(urth) Wolfe and Catholicism

Dan'l Danehy-Oakes danldo at gmail.com
Wed Dec 1 09:51:21 PST 2004


Eric -

as one of the list's token Catholics I tend to agree with you that
"Christianity doesn't exist." More accurately (and I think this is
pretty close to what Kierkegaard was gatting at) you can't, in
this life, "be a Christian," you can only "be in the process of
becoming a Christian" - but then that makes the referent of the
word "Christian" an ideal rather than a real object, and so the
word "Christian" in the context of the "real" world (or the "world
that is the case") becomes someone who "is in the process of 
becoming" a Christian-in-the-ideal-sense.

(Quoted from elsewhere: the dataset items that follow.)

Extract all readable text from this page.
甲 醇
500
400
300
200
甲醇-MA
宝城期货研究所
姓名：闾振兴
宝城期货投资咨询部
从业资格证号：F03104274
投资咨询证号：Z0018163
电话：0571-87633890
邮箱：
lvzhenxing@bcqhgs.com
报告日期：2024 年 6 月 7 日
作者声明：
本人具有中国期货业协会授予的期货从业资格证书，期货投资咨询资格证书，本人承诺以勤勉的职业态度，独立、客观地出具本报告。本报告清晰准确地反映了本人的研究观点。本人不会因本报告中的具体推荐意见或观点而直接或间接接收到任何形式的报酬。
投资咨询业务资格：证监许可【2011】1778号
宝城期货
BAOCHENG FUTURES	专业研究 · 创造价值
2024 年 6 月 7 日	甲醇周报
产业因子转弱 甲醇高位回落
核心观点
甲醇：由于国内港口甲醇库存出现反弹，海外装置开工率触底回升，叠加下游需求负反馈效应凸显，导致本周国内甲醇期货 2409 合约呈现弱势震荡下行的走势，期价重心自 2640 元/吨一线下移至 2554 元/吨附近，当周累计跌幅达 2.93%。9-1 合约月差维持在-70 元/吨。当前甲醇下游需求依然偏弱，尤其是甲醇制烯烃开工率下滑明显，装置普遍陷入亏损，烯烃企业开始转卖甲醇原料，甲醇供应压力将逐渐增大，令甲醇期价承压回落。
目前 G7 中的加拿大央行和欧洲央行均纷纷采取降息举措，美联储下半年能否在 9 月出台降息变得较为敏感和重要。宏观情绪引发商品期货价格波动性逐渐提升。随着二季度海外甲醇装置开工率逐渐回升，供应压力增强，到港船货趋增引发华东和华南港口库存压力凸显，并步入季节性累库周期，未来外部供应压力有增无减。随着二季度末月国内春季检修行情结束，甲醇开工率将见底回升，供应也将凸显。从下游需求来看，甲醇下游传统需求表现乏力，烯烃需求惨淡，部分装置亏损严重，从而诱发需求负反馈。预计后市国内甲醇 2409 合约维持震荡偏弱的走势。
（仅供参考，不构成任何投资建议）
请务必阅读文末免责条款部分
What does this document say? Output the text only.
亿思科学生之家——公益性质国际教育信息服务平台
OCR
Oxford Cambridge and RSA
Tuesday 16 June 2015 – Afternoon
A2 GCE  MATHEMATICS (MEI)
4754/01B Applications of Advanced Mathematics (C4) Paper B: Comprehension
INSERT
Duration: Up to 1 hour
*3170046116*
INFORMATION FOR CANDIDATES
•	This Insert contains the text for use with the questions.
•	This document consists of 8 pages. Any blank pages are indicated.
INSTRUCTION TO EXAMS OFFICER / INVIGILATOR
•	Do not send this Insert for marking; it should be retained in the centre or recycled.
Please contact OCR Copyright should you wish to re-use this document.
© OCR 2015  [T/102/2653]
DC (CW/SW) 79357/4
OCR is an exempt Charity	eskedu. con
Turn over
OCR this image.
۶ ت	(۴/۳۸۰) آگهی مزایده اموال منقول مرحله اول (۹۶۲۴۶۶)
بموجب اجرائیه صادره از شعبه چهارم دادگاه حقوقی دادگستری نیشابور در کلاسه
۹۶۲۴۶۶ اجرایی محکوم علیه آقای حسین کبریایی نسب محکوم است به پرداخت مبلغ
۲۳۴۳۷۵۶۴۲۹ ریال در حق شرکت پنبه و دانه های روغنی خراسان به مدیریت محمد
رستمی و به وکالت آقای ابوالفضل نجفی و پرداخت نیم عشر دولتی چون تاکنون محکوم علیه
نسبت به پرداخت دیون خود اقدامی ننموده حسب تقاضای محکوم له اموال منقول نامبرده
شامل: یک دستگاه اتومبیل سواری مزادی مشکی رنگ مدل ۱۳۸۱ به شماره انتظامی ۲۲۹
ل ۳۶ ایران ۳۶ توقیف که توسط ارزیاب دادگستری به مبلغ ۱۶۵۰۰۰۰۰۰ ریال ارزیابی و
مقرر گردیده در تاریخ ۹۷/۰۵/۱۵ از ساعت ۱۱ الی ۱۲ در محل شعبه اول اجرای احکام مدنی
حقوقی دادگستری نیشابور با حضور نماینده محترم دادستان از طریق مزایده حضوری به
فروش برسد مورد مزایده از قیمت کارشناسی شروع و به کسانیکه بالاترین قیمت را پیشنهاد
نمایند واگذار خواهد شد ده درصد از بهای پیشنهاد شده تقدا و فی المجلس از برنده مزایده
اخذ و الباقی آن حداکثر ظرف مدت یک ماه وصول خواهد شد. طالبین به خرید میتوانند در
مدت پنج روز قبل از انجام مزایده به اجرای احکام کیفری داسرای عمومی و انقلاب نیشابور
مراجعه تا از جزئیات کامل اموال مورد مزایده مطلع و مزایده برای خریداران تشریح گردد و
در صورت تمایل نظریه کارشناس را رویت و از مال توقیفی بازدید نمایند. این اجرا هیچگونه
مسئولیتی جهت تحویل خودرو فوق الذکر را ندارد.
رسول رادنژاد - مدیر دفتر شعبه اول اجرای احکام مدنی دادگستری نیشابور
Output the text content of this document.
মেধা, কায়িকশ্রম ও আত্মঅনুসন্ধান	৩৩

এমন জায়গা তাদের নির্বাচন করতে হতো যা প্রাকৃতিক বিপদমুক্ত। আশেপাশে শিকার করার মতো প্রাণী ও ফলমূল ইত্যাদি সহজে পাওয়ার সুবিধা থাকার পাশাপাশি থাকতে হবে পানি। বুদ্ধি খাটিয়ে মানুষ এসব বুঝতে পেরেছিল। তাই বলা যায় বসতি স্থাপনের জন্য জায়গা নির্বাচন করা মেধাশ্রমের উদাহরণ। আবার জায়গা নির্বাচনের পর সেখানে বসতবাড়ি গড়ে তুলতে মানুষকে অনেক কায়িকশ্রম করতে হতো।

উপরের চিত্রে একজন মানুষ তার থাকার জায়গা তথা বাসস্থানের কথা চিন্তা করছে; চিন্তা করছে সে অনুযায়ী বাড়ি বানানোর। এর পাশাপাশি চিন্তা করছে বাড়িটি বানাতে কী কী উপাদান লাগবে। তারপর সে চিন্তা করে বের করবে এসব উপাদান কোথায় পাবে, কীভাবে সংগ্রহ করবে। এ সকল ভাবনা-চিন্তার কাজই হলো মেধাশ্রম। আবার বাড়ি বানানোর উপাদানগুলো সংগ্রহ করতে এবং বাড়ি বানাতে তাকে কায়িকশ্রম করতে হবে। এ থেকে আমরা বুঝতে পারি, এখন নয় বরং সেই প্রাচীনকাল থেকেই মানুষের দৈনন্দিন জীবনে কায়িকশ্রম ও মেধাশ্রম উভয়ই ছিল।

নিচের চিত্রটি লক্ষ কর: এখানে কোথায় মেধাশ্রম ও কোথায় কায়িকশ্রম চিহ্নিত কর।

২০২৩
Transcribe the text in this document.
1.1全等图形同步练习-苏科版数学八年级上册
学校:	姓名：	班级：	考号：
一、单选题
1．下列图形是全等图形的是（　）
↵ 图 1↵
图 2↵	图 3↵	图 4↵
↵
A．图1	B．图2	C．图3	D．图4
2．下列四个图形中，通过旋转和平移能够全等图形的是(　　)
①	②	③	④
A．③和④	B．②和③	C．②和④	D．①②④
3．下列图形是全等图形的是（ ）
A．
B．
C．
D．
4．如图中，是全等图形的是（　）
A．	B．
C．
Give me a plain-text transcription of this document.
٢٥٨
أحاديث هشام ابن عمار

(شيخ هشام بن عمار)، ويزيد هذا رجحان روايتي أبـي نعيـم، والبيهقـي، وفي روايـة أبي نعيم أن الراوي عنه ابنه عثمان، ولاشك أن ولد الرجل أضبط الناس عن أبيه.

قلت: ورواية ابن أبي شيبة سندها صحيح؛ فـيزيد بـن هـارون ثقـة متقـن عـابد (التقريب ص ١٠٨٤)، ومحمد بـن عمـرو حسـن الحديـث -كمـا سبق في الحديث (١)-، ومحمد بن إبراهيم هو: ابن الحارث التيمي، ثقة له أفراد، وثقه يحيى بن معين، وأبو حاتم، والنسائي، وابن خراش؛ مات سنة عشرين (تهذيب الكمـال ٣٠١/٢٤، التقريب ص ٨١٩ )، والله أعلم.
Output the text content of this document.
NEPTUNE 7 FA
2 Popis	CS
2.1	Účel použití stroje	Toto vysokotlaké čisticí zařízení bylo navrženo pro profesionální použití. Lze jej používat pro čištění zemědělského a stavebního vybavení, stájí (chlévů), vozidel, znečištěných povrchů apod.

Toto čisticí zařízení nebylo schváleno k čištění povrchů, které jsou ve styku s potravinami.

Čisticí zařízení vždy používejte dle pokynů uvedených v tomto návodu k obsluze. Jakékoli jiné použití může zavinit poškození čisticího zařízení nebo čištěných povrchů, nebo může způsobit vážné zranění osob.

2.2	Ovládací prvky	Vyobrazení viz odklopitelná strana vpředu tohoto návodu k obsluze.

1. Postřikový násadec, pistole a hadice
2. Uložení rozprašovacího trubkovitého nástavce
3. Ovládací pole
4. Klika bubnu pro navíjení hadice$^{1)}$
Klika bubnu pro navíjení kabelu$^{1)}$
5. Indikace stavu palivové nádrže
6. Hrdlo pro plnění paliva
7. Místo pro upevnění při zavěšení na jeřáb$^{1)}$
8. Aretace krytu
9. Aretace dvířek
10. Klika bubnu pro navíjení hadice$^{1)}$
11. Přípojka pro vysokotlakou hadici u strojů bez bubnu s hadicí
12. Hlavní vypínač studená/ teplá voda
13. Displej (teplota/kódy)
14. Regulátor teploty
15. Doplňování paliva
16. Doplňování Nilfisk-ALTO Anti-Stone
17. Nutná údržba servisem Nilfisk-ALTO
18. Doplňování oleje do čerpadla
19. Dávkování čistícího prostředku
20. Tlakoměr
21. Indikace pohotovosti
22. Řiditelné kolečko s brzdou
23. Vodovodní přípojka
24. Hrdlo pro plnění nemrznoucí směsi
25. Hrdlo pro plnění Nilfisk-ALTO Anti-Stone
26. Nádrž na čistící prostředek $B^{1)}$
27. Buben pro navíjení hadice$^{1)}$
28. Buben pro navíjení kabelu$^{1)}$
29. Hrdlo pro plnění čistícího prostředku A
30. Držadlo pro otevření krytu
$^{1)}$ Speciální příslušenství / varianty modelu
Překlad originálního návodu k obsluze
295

Given how many blatant references (analogies, allegories,
whatever) to the Christ-story Wolfe packs into his stories, and
especially the Solar stories, it's difficult, not to say somewhat
obtuse, _not_ to read them as in-some-sense "Christian" 
stories. The difficulty arises when someone tries to define just
_how_, especially when one tries to make too simple of a call
-- Wolfe himself has repeatedly denied that any of his heroes
are "Christ figures," by which he appears to mean nothing more
than that he would not want anyone to confuse them with the
unique historical Messianic Person; I think that it's reasonable
to call Severian, Silk, and the Narrator "Christ figures" in the
same sense that Moses, Samuel, and Samson all "figure"
Christ in traditional (Catholic) readings of the Old Testament.

--Dan'l

-- 
www.livejournal.com/users/sturgeonslawyer
"Saddam would still be in power if he were the President
of the United States, and the world would be a lot better off."